Forgiving debt: the short-term solution to boosting global growth?

Debt write-offs could buy significant time for governments looking to revitalise their economies

Given the growing perception that monetary policy is losing its power to solve the world’s economic problems, is it time for central banks and governments to reach for more unconventional methods to bolster growth?

With global debt levels very high and rising, growth is likely to remain sluggish at best for years to come.

So how do we deal with this? In theory, there are four ways to reduce debt concerns: cutting funding costs, paying off the debt, growing our way out of the debt and writing the debt off.

However, there are problems with all of these options.


The idea in practice

First, with interest rates already extremely low, cutting funding costs much further is difficult.

Second, if everybody tries to pay off their debt it would reduce spending and investment, undermining demand, corporate revenue and economic growth. This can lead to a negative spiral, especially if it incurs deflation (or falling prices) which increases the debt burden of borrowers in inflation-adjusted terms.

Third, the high debt levels make it very hard to grow our way out of debt. As we have seen global growth has stayed sluggish and inflation benign, despite extraordinarily strong monetary policy stimulus. Meanwhile, fiscal policy stimulus may not be sufficient to create growth and/or inflation. In fact, such a route may burden the economy with more debt, bringing the problems back to square one. This leaves us with the last option – that of debt write-offs.

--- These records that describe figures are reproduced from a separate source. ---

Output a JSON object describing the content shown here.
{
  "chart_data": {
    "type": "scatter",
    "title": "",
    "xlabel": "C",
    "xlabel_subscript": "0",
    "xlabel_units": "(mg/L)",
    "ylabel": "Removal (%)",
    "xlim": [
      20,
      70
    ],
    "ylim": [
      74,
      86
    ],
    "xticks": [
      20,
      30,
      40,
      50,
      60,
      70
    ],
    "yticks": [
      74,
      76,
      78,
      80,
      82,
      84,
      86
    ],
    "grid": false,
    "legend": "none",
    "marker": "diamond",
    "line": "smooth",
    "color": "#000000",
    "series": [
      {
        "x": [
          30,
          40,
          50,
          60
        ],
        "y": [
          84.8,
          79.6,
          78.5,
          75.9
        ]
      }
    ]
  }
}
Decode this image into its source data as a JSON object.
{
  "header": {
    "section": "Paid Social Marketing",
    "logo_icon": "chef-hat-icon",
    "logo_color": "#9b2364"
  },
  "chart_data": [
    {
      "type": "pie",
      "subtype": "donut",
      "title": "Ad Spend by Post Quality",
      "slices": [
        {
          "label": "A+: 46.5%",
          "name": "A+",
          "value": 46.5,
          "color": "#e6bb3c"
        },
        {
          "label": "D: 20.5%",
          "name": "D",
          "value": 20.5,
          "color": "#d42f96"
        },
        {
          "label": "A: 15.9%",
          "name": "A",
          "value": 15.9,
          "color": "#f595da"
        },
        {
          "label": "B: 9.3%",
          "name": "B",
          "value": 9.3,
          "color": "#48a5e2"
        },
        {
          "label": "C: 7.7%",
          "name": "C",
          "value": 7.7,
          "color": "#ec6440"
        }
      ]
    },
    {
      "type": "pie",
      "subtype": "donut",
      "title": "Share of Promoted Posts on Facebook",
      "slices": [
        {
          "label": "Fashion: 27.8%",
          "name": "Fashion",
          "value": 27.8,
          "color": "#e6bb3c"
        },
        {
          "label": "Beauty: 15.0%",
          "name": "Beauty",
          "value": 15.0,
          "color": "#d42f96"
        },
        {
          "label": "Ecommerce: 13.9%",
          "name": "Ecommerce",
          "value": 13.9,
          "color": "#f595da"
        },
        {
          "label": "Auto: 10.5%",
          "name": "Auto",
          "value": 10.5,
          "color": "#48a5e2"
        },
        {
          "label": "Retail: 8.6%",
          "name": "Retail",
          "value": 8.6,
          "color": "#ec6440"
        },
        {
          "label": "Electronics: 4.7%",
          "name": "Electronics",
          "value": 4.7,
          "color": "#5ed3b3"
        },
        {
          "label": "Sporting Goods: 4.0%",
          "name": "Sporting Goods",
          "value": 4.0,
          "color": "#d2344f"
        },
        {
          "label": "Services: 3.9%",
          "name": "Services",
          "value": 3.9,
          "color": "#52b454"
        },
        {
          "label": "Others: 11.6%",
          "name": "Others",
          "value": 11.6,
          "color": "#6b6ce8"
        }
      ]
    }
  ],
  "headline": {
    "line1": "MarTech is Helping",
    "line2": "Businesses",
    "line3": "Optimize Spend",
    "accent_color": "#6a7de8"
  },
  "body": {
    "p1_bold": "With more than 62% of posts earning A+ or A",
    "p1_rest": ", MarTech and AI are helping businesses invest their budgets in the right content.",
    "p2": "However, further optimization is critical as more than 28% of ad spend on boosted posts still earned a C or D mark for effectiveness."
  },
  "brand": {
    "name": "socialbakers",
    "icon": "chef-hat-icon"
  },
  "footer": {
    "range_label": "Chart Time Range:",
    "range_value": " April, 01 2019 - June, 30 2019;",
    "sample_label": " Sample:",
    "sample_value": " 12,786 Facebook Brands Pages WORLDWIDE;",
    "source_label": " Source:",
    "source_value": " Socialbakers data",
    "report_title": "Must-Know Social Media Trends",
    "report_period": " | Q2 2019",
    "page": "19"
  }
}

Historically, this has been done by governments defaulting on their debt obligations. Argentina and Greece have been serial defaulters, and the pain that this causes to the economies is clear for all to see.

However, one idea that is getting some airtime, but is not yet being taken seriously, is that of debt forgiveness, rather than default. This may sound crazy: who in their right mind would lend somebody money and then say that there is no need to pay them back? But if we think about who owns this debt, then the idea becomes less fanciful.

Years of quantitative easing by the developed economies have resulted in a lot of government debt being owned by central banks with theoretically unlimited access to money (through their control of the printing presses). What is to stop a central bank from writing off the debt that it is owed?


The tipping point

In practice, there are, of course, significant constraints: it is likely to be politically unpalatable and there may be genuine fears that doing so could spark uncontrollable inflation – direct monetary financing of government deficits rarely end well.

But one has to believe there is a potential tipping point at which the downside risks of such action (hyperinflation, or at least much higher inflation) is less than the downside risks of inaction – a depression. After all, central bankers have better tools to control inflation than they do to fight deflation.

Are we there yet? Clearly not. No central bank is seriously considering such action. Japan is probably closest – its economy and inflation are currently faltering and the Japanese yen rallying despite massive amounts of monetary stimulus. Would more bond and equity purchases, or more deeply negative interest rates, really help? I doubt it. But if the Bank of Japan were to write off significant chunks of government debt, it would eradicate the need for fiscal consolidation and take the brakes off the economy.

Clearly, longer term, the real answer to the world’s problems is economic reform, both in the developed and the emerging world, boosting productivity, reducing inequality and raising overall demand for goods and services. But reforms take time to deliver. Meanwhile, a debt write-off may buy significant time for the authorities to implement innovative measures to increase supply-side efficiency and revive global growth.